At Wed Mar 25 16:04:57 UTC 2020, the majority of our recursive resolvers stopped working. The overall recursive resolver downtime was one hour and twenty minutes. We are in the process of issuing prorated credits for VPS customers.

As part of this DNS outage, we identified a weakness in our monitoring infrastructure: we have an external monitor of our primary monitoring system, but it doesn’t guarantee that the DNS resolver is working on the primary monitoring system, only that the system is up with an active network. Therefore when both of our local resolvers stopped working simultaneously we were not paged as we should have been. We’ve added an external resolver where needed and long term will have the primary monitoring system initiate connections to the external monitor to prevent this in the future.

The root cause was that our DNSSEC settings were stale and had not been revisited. Our bind configuration contained the following line:

dnssec-lookaside auto;

DNSSEC Lookaside Validation, specified in RFC 5074, is a now-historical mechanism for publishing DNS Security trust anchors outside of the DNS delegation chain. This mechanism was using a public registry provided by the Internet Systems Consortium (ISC) at dlv.isc.org.

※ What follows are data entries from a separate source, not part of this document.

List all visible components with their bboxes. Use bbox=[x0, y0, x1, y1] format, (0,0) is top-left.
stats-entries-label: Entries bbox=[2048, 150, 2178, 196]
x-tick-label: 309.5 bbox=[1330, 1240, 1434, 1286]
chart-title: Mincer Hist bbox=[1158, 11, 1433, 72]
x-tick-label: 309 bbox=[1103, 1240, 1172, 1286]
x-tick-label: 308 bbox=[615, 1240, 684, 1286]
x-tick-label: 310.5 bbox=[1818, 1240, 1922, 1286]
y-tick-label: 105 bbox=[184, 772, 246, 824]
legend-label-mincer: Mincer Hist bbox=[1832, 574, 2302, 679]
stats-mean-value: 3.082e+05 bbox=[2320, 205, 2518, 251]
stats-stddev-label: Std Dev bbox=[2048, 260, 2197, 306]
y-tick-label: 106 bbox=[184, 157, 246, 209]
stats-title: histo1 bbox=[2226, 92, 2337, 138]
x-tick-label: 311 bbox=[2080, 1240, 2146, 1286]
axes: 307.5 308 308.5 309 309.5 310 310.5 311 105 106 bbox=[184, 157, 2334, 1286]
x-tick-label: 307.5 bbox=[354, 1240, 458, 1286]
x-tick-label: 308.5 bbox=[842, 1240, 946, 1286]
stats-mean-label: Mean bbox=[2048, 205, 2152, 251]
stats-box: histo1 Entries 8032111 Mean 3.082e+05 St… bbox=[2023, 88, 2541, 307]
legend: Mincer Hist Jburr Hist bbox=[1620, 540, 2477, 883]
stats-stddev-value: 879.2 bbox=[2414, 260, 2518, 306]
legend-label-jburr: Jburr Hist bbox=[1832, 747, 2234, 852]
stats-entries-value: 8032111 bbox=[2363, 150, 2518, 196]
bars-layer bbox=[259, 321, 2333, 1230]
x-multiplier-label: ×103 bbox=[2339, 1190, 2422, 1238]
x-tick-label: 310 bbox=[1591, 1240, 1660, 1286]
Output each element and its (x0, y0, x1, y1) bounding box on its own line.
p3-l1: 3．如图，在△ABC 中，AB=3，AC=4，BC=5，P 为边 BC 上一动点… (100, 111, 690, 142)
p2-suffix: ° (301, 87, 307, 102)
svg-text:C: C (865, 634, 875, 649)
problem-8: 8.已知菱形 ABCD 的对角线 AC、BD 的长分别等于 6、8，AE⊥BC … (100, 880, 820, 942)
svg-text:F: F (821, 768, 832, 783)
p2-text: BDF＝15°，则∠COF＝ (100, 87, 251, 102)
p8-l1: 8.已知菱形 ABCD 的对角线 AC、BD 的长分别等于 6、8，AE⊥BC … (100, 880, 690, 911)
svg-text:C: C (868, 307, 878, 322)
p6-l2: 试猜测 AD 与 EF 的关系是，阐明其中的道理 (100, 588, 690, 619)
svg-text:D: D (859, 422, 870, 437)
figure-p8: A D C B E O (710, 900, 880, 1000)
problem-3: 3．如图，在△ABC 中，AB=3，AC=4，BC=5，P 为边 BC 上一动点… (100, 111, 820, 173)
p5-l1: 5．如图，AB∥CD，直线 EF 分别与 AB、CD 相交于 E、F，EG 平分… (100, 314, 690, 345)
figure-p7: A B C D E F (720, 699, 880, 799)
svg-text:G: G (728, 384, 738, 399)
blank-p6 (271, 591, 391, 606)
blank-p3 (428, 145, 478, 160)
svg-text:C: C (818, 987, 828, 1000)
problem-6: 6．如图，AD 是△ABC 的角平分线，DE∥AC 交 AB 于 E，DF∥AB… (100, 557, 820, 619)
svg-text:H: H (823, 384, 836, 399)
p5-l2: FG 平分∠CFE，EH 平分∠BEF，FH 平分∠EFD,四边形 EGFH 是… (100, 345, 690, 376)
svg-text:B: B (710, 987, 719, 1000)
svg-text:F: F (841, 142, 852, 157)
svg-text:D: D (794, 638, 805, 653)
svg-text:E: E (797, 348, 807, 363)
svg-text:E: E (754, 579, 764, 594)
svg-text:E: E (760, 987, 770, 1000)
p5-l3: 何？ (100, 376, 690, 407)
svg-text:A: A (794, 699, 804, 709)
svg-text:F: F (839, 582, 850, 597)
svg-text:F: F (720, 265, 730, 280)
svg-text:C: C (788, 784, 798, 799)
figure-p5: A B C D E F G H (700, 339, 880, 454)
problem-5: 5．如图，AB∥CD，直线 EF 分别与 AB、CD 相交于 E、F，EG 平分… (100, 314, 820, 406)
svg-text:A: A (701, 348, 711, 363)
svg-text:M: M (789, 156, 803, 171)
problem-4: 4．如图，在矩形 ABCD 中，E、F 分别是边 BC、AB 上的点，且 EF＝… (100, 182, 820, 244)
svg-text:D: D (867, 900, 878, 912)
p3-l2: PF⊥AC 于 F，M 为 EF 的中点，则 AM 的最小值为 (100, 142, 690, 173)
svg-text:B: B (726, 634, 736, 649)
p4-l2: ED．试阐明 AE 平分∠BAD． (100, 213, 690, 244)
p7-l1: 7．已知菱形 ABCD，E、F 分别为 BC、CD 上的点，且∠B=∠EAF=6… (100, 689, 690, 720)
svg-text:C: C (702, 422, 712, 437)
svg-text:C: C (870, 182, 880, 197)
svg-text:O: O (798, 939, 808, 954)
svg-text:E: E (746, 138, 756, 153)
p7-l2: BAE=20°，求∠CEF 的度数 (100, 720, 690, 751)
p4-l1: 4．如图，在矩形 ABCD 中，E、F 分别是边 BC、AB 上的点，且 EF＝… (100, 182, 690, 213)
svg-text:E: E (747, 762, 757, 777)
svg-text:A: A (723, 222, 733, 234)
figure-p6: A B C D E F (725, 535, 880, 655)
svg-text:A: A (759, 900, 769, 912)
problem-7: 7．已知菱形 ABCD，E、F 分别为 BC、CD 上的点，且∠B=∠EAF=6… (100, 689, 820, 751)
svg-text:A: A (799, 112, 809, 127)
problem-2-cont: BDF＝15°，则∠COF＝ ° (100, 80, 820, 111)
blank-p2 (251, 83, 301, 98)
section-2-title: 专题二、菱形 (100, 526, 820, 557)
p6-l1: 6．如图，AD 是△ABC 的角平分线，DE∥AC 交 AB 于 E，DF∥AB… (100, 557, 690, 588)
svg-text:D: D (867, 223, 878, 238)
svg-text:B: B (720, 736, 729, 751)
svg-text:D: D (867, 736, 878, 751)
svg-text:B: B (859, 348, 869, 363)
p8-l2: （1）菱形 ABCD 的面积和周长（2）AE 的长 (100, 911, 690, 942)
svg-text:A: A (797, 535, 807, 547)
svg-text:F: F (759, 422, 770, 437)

In September of 2017, the ISC retired dlv.isc.org, replacing it with an empty zone, so as not to break existing resolver configurations. The signatures for dlv.isc.org expired earlier today on accident, causing all queries from our resolvers to fail with broken trust chain errors. The expiration resulted in this error message:

named:   validating : dlv.isc.org NSEC: verify failed due to bad signature (keyid=64263): RRSIG has expired

The fix was to replace dnssec-lookaside auto with dnssec-lookaside no in our resolver configuration and restart the resolvers.